As with many Watermill productions, the cast members played their own instruments, performing rollicking songs by composer Simon Slater (the musical director was King Dara himself Tarek Merchant. Talented as well as handsome...). The palace set was relatively simple, giving ample space for the story tellers to create their tales, and there was less scenary-clambering than in some past Christmas shows; but nothing was lost for this, and much was gained.
Arabian Nights (written by Toby Hulse and directed by Robin Belfield, returning to The Watermill for his third Christmas) pulled together a myriad of themes - many nods to the original text’s alternative title of One Thousand And One Nights (telling the whole story would have made for a very long performance); the power of storytelling to allow the listener to discover themselves; the fact that we are all in a story of our own; and the richness of the legends and traditions of a part of the world which may hold some trepidation and misunderstanding for some children.

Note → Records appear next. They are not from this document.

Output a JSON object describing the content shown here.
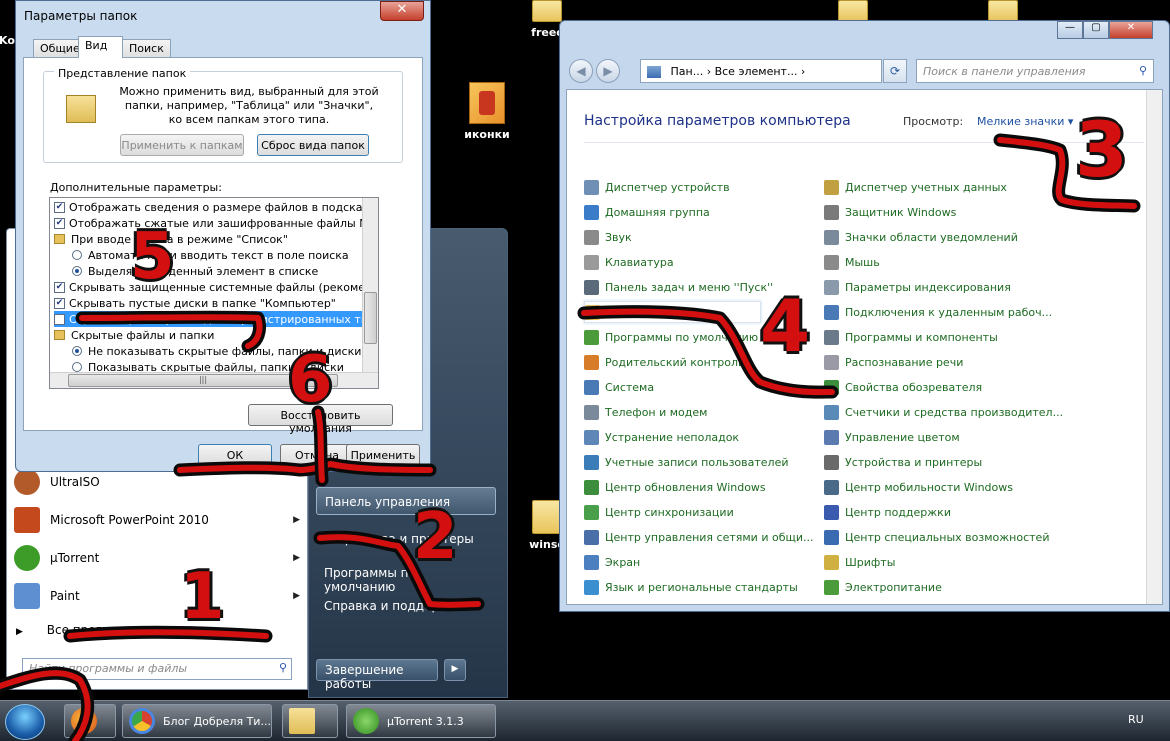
{
  "desktop": {
    "icons": [
      {
        "label": "иконки"
      },
      {
        "label": "freec"
      },
      {
        "label": "winse"
      },
      {
        "label": "Ko"
      }
    ]
  },
  "start_menu": {
    "programs": [
      {
        "label": "UltraISO",
        "color": "#b35a2b"
      },
      {
        "label": "Microsoft PowerPoint 2010",
        "color": "#c44a1e"
      },
      {
        "label": "µTorrent",
        "color": "#3d9b28"
      },
      {
        "label": "Paint",
        "color": "#5d8fd1"
      }
    ],
    "all_programs": "Все программы",
    "search_placeholder": "Найти программы и файлы",
    "right_items": [
      "Панель управления",
      "Устройства и принтеры",
      "Программы по умолчанию",
      "Справка и поддержка"
    ],
    "shutdown": "Завершение работы"
  },
  "folder_options": {
    "title": "Параметры папок",
    "tabs": [
      "Общие",
      "Вид",
      "Поиск"
    ],
    "group_title": "Представление папок",
    "group_desc": "Можно применить вид, выбранный для этой папки, например, \"Таблица\" или \"Значки\", ко всем папкам этого типа.",
    "apply_to_folders": "Применить к папкам",
    "reset_view": "Сброс вида папок",
    "advanced_label": "Дополнительные параметры:",
    "tree": [
      {
        "kind": "check",
        "checked": true,
        "label": "Отображать сведения о размере файлов в подсказках"
      },
      {
        "kind": "check",
        "checked": true,
        "label": "Отображать сжатые или зашифрованные файлы NTFS"
      },
      {
        "kind": "folder",
        "label": "При вводе текста в режиме \"Список\""
      },
      {
        "kind": "radio",
        "on": false,
        "label": "Автоматически вводить текст в поле поиска"
      },
      {
        "kind": "radio",
        "on": true,
        "label": "Выделять введенный элемент в списке"
      },
      {
        "kind": "check",
        "checked": true,
        "label": "Скрывать защищенные системные файлы (рекомендуется)"
      },
      {
        "kind": "check",
        "checked": true,
        "label": "Скрывать пустые диски в папке \"Компьютер\""
      },
      {
        "kind": "check",
        "checked": false,
        "selected": true,
        "label": "Скрывать расширения для зарегистрированных типов файлов"
      },
      {
        "kind": "folder",
        "label": "Скрытые файлы и папки"
      },
      {
        "kind": "radio",
        "on": true,
        "label": "Не показывать скрытые файлы, папки и диски"
      },
      {
        "kind": "radio",
        "on": false,
        "label": "Показывать скрытые файлы, папки и диски"
      }
    ],
    "restore_defaults": "Восстановить умолчания",
    "ok": "ОК",
    "cancel": "Отмена",
    "apply": "Применить"
  },
  "control_panel": {
    "address": "Пан... › Все элемент... ›",
    "search_placeholder": "Поиск в панели управления",
    "heading": "Настройка параметров компьютера",
    "view_label": "Просмотр:",
    "view_value": "Мелкие значки ▾",
    "col1": [
      {
        "label": "Диспетчер устройств",
        "color": "#6f8fb5"
      },
      {
        "label": "Домашняя группа",
        "color": "#3b7cc8"
      },
      {
        "label": "Звук",
        "color": "#8a8a8a"
      },
      {
        "label": "Клавиатура",
        "color": "#9a9a9a"
      },
      {
        "label": "Панель задач и меню ''Пуск''",
        "color": "#5a6a7a"
      },
      {
        "label": "Параметры папок",
        "color": "#e2c05a"
      },
      {
        "label": "Программы по умолчанию",
        "color": "#4c9b3a"
      },
      {
        "label": "Родительский контроль",
        "color": "#d77d2a"
      },
      {
        "label": "Система",
        "color": "#4a7ab5"
      },
      {
        "label": "Телефон и модем",
        "color": "#7a8a9a"
      },
      {
        "label": "Устранение неполадок",
        "color": "#5e87b8"
      },
      {
        "label": "Учетные записи пользователей",
        "color": "#3a7db8"
      },
      {
        "label": "Центр обновления Windows",
        "color": "#3c8e3c"
      },
      {
        "label": "Центр синхронизации",
        "color": "#4aa04a"
      },
      {
        "label": "Центр управления сетями и общи...",
        "color": "#4a6fa8"
      },
      {
        "label": "Экран",
        "color": "#4c7fc0"
      },
      {
        "label": "Язык и региональные стандарты",
        "color": "#3a8fd0"
      }
    ],
    "col2": [
      {
        "label": "Диспетчер учетных данных",
        "color": "#c0a040"
      },
      {
        "label": "Защитник Windows",
        "color": "#7a7a7a"
      },
      {
        "label": "Значки области уведомлений",
        "color": "#7a8a9a"
      },
      {
        "label": "Мышь",
        "color": "#8a8a8a"
      },
      {
        "label": "Параметры индексирования",
        "color": "#8a9aaa"
      },
      {
        "label": "Подключения к удаленным рабоч...",
        "color": "#4a7ab5"
      },
      {
        "label": "Программы и компоненты",
        "color": "#6a7a8a"
      },
      {
        "label": "Распознавание речи",
        "color": "#9a9aa6"
      },
      {
        "label": "Свойства обозревателя",
        "color": "#3c8e3c"
      },
      {
        "label": "Счетчики и средства производител...",
        "color": "#5a8ab8"
      },
      {
        "label": "Управление цветом",
        "color": "#5a7ab0"
      },
      {
        "label": "Устройства и принтеры",
        "color": "#6a6a6a"
      },
      {
        "label": "Центр мобильности Windows",
        "color": "#4a6a8a"
      },
      {
        "label": "Центр поддержки",
        "color": "#3a5ab0"
      },
      {
        "label": "Центр специальных возможностей",
        "color": "#3a6ab0"
      },
      {
        "label": "Шрифты",
        "color": "#d0b040"
      },
      {
        "label": "Электропитание",
        "color": "#4c9b3a"
      }
    ]
  },
  "taskbar": {
    "items": [
      {
        "label": "",
        "color": "#e66a1a"
      },
      {
        "label": "Блог Добреля Ти...",
        "color": "#d8412f"
      },
      {
        "label": "",
        "color": "#e6c15c"
      },
      {
        "label": "µTorrent 3.1.3",
        "color": "#3d9b28"
      }
    ],
    "lang": "RU"
  },
  "annotations": [
    "1",
    "2",
    "3",
    "4",
    "5",
    "6"
  ]
}
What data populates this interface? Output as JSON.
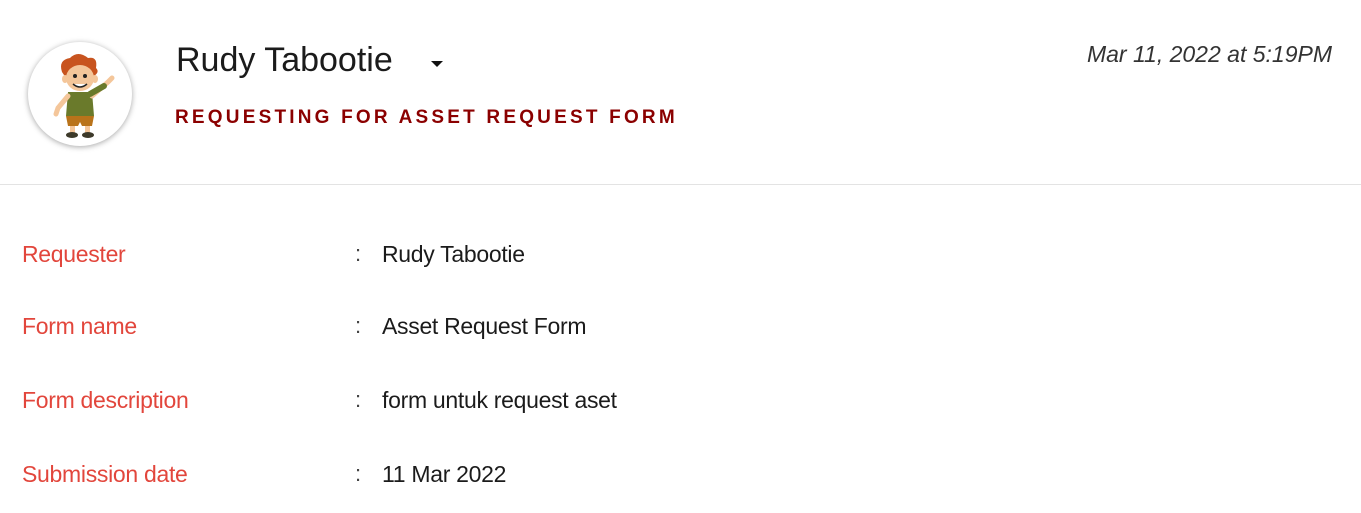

Overarching all though, is a sense of fun and mischief, and it is never forgotten that this is a treat for all, albeit one that is as rich, nourishing and satisfying as the roz bil halib - so “loved throughout all Arabia”. If I dare say it, having seen a fair few of The Watermill’s Christmas shows over the last decade, Arabian Nights is among the best ever. A shimmering box of eastern delights worthy of a place in Aladdin’s cave of wonders.